The Liechtenstein filing with the ITU goes back to 2015 (as 3ECOM1-3) and called for 24 satellites in each of 12 orbital planes, or 264 satellites in total using Ku- and Ka-band. These 264, plus orbital spares, makes up the total 288 constellation.

Rivada is already in the ITU’s debt given that in July 2023 the ITU granted it a waiver and no longer requiring Rivada to put 10 per cent of its constellation into orbit in 2023 – a then impossible task. But clearly the ITU trusted that Rivada would get the $2.4 billion funding in place and start building satellites. Rivada gave the satellite build contract to Terran Orbital.

Rivada, under the terms of the ITU rules must put 144 satellites (half the constellation) into orbit by June 2026, and the other 144 a few weeks later by September 2026.

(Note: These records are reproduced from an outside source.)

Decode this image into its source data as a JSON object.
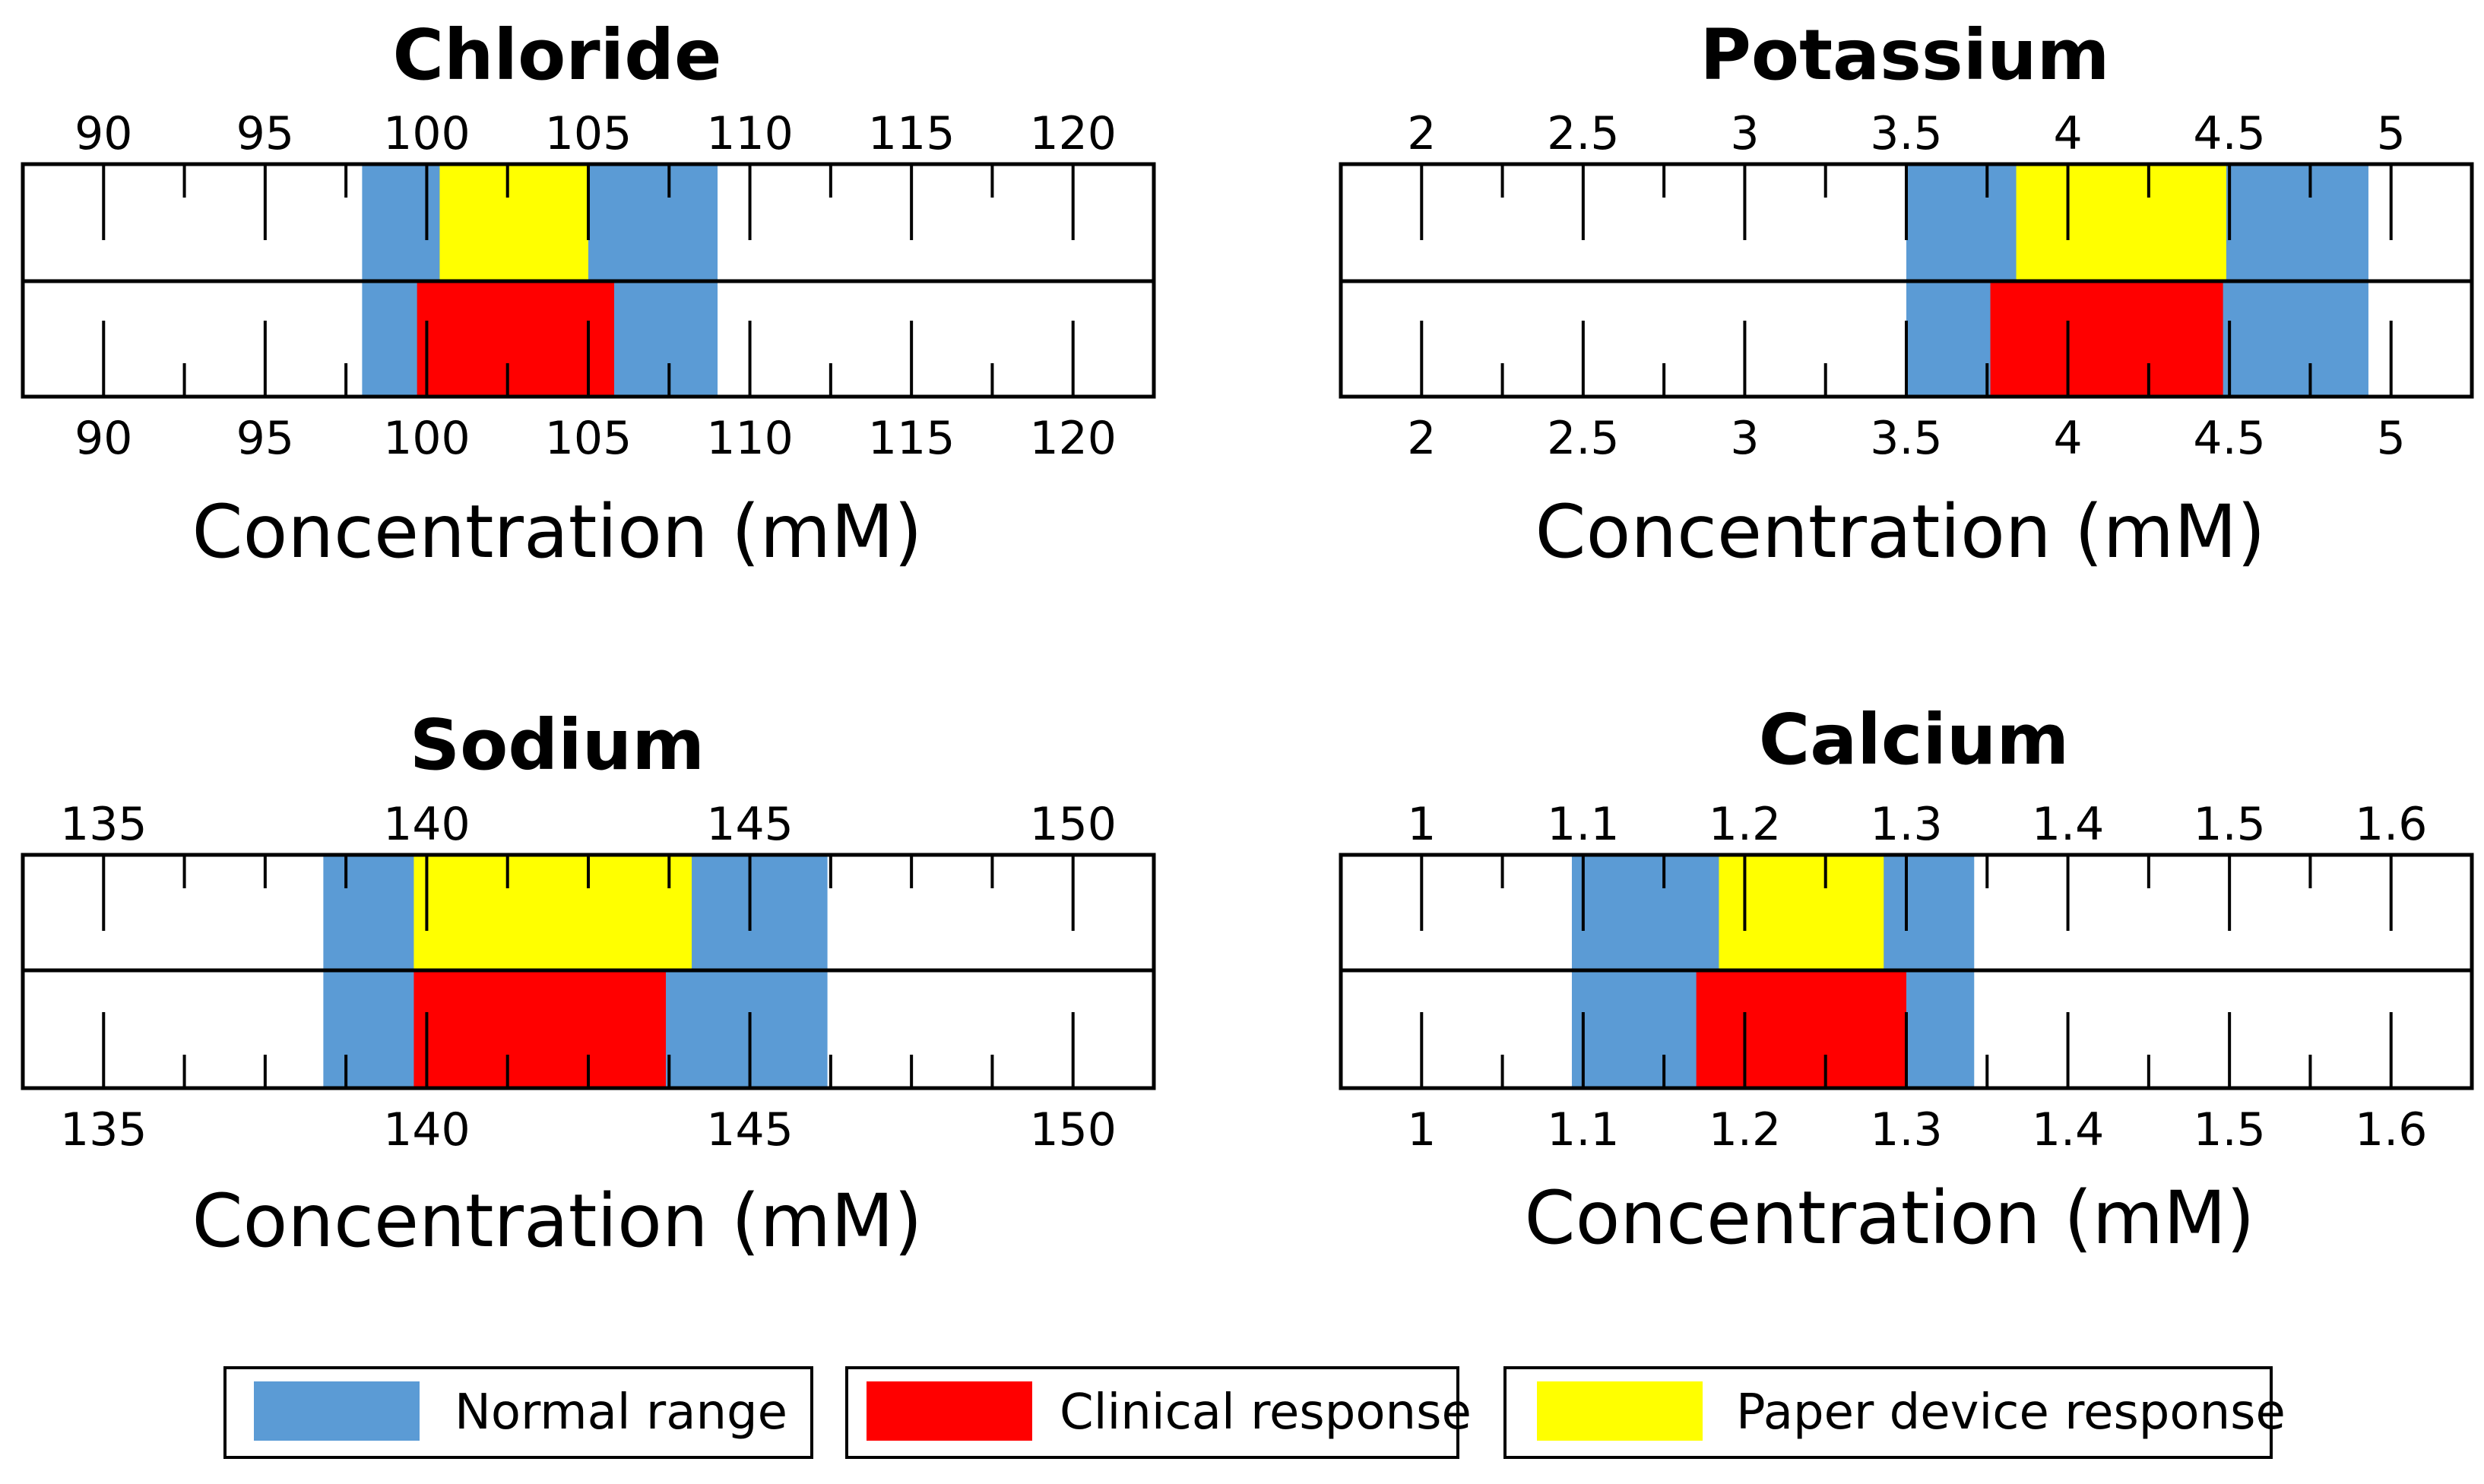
{
  "colors": {
    "normal": "#5b9bd5",
    "clinical": "#ff0000",
    "paper": "#ffff00",
    "line": "#000000"
  },
  "legend": [
    {
      "key": "normal",
      "label": "Normal range"
    },
    {
      "key": "clinical",
      "label": "Clinical response"
    },
    {
      "key": "paper",
      "label": "Paper device response"
    }
  ],
  "chart_data": [
    {
      "type": "range-bar",
      "title": "Chloride",
      "xlabel": "Concentration (mM)",
      "xlim": [
        87.5,
        122.5
      ],
      "major_ticks": [
        90,
        95,
        100,
        105,
        110,
        115,
        120
      ],
      "tick_labels": [
        "90",
        "95",
        "100",
        "105",
        "110",
        "115",
        "120"
      ],
      "minor_ticks": [
        92.5,
        97.5,
        102.5,
        107.5,
        112.5,
        117.5
      ],
      "normal_range": [
        98,
        109
      ],
      "paper_device_response": [
        100.4,
        105
      ],
      "clinical_response": [
        99.7,
        105.8
      ]
    },
    {
      "type": "range-bar",
      "title": "Potassium",
      "xlabel": "Concentration (mM)",
      "xlim": [
        1.75,
        5.25
      ],
      "major_ticks": [
        2,
        2.5,
        3,
        3.5,
        4,
        4.5,
        5
      ],
      "tick_labels": [
        "2",
        "2.5",
        "3",
        "3.5",
        "4",
        "4.5",
        "5"
      ],
      "minor_ticks": [
        2.25,
        2.75,
        3.25,
        3.75,
        4.25,
        4.75
      ],
      "normal_range": [
        3.5,
        4.93
      ],
      "paper_device_response": [
        3.84,
        4.49
      ],
      "clinical_response": [
        3.76,
        4.48
      ]
    },
    {
      "type": "range-bar",
      "title": "Sodium",
      "xlabel": "Concentration (mM)",
      "xlim": [
        133.75,
        151.25
      ],
      "major_ticks": [
        135,
        140,
        145,
        150
      ],
      "tick_labels": [
        "135",
        "140",
        "145",
        "150"
      ],
      "minor_ticks": [
        136.25,
        137.5,
        138.75,
        141.25,
        142.5,
        143.75,
        146.25,
        147.5,
        148.75
      ],
      "normal_range": [
        138.4,
        146.2
      ],
      "paper_device_response": [
        139.8,
        144.1
      ],
      "clinical_response": [
        139.8,
        143.7
      ]
    },
    {
      "type": "range-bar",
      "title": "Calcium",
      "xlabel": "Concentration (mM)",
      "xlim": [
        0.95,
        1.65
      ],
      "major_ticks": [
        1,
        1.1,
        1.2,
        1.3,
        1.4,
        1.5,
        1.6
      ],
      "tick_labels": [
        "1",
        "1.1",
        "1.2",
        "1.3",
        "1.4",
        "1.5",
        "1.6"
      ],
      "minor_ticks": [
        1.05,
        1.15,
        1.25,
        1.35,
        1.45,
        1.55
      ],
      "normal_range": [
        1.093,
        1.342
      ],
      "paper_device_response": [
        1.184,
        1.286
      ],
      "clinical_response": [
        1.17,
        1.3
      ]
    }
  ]
}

In July last year, Dr. Rainer Schnepfleitner, Director of the AK (Amt für Kommunikation) of Liechtenstein stated: “The [Liechtenstein] Office for Communications has put its trust in the ITU process and is delighted about the positive decision of the Radio Regulations Board. These filings were secured at a very early stage in the development of Non-GSO constellations for global connectivity and are an important asset – not only for Liechtenstein. A shortage of launch capacity and delays in technology development have been significant challenges to overcome in order to deploy these constellations in the stipulated timeframe. The perseverance of Rivada and ITU’s positive decision mean that the deployment of the constellations can move forward for the benefit of all the stakeholders.”

Indeed, although not mentioned by the newspaper, there could be many interested parties in the Rivada licence, not least SpaceX, Amazon’s Project Kuiper, Telesat of Canada or others. Each would still have to meet the ITU’s obligatory mid-2026 completion date (or obtain a permitted delay).

But the fallout from a Rivada collapse would be significant. Financial regulators on both sides of the Atlantic would be concerned as would the US Securities & Exchange Commission. Much the same applies to Terran Orbital.

The complaints from investors in Terran – now in the process of being acquired by Lockheed Martin – allege deliberate misinformation from Terran’s senior executives as to the company’s financial position. As one observer summed up the situation on September 28th, saying: “[Terran CEO] Marc Bell would go from investor conference to investor conference (Jeffries, Gabelli, Schwab, Sidoti) claiming to have ‘real revenues and real backlog’ 90 per cent of backlog was a mirage sold to investors”.